Selon le calendrier prévisionnel, la prochaine étape prévoit la convocation en mars 2024 de la conférence annuelle des ministres du Commerce et de l’Industrie des 11 pays de la CEEAC, pour faire adopter la stratégie au niveau des ministères sectoriels. Les recommandations issues de leurs travaux vont être soumises à la réunion des Chefs d’Etat.

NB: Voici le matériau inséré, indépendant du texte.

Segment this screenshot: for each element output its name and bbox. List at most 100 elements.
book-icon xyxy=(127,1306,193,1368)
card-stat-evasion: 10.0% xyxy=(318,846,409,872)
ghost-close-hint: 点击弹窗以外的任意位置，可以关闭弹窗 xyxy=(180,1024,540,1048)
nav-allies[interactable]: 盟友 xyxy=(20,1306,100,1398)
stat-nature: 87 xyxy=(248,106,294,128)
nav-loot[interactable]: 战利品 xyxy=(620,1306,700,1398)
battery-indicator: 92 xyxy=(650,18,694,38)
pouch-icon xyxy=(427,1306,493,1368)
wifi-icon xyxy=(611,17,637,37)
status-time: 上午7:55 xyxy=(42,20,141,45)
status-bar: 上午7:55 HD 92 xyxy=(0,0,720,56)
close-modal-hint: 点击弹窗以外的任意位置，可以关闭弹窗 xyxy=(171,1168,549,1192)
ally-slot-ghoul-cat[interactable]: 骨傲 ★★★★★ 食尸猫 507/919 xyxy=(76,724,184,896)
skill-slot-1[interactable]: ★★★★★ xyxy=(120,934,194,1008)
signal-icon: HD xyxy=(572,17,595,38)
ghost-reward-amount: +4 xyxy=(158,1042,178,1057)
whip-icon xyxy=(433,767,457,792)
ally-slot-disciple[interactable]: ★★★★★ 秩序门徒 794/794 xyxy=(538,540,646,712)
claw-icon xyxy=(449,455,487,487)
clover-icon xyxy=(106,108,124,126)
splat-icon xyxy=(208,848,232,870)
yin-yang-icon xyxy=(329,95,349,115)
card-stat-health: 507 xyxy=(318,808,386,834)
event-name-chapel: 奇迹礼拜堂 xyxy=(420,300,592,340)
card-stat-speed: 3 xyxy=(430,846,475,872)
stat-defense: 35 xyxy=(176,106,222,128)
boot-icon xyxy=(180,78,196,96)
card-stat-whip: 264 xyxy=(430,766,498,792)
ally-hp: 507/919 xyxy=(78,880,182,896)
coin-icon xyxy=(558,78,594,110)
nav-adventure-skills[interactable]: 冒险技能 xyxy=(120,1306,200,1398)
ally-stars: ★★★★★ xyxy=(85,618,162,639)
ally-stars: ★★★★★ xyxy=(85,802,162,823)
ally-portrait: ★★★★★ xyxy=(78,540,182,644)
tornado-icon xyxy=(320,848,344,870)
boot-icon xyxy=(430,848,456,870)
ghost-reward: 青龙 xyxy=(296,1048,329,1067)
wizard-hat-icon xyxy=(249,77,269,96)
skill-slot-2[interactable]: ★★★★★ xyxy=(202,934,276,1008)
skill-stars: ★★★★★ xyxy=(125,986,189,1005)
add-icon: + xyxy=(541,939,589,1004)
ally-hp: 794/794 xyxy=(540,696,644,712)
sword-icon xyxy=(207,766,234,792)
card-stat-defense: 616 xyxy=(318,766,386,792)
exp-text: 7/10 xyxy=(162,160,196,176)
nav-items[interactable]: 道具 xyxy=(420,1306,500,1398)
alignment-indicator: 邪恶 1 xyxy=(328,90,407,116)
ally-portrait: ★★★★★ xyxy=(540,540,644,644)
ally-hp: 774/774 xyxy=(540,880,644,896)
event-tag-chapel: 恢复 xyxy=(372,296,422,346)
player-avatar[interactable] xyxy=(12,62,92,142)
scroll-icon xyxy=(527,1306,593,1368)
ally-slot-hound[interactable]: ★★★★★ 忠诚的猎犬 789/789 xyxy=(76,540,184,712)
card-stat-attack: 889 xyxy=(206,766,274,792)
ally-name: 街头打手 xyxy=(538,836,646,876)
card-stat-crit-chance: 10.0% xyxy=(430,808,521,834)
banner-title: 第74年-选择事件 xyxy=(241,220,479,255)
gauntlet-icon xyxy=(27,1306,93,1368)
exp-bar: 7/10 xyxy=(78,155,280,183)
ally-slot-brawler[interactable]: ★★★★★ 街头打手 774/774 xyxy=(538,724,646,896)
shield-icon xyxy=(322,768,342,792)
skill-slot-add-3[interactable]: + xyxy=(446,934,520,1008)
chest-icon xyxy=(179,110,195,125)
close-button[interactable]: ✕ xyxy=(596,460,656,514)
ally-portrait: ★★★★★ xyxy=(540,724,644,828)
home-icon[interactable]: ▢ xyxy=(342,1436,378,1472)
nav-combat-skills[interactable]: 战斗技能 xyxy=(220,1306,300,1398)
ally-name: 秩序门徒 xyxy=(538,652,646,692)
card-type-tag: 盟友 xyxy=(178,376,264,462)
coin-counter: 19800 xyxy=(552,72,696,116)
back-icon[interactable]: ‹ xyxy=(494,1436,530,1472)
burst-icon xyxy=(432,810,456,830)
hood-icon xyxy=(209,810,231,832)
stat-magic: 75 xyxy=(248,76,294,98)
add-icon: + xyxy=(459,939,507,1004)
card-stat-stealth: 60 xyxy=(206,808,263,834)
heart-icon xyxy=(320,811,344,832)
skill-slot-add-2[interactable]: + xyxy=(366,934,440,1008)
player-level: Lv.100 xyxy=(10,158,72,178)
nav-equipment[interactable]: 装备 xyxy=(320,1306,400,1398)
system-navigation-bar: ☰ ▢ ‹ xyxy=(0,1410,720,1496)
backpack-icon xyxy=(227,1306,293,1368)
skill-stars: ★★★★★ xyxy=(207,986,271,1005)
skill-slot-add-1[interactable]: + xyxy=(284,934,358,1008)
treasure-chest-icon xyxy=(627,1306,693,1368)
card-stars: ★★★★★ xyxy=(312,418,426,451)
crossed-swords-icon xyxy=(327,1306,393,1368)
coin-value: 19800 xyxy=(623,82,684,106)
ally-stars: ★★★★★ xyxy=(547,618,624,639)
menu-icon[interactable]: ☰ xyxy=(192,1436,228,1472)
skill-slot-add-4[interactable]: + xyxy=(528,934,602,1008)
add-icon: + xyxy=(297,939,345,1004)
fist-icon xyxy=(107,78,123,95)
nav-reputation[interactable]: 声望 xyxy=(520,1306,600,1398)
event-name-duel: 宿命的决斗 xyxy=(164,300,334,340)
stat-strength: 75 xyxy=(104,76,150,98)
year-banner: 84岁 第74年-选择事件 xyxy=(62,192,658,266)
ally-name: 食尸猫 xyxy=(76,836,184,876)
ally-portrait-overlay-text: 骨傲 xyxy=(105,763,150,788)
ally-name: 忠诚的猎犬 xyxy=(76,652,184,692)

Des contraintes politiques levées
Pour disposer d’un plan commun à la CEMAC et à la CEEAC, des défis ont été relevés. « Il a fallu user de persévérance et de patience pendant trois ans pour arriver politiquement à faire accepter que la CEMAC et la CEEAC aient une même vision et prennent un même véhicule et une même trajectoire pour arriver à la même destination », fait savoir le Dr. Adama Coulibaly. La difficulté du contexte politique a été levée. La CEA a réussi à équiper l’Afrique centrale et ses économies pour être armés et en finir avec la concurrence ruineuse et les crises à répétition. C’est un processus de dialogue durable qui a abouti à un produit (le PDIDE), c’est-à-dire une vision, des initiatives stratégiques au niveau communautaire adossées à des projets intégrateurs comme la raffinerie régionale que l’Afrique centrale n’a pas. C’est un processus de consultation itératif engagé par la CEA et qui a abouti, se réjouit Dr. Adama.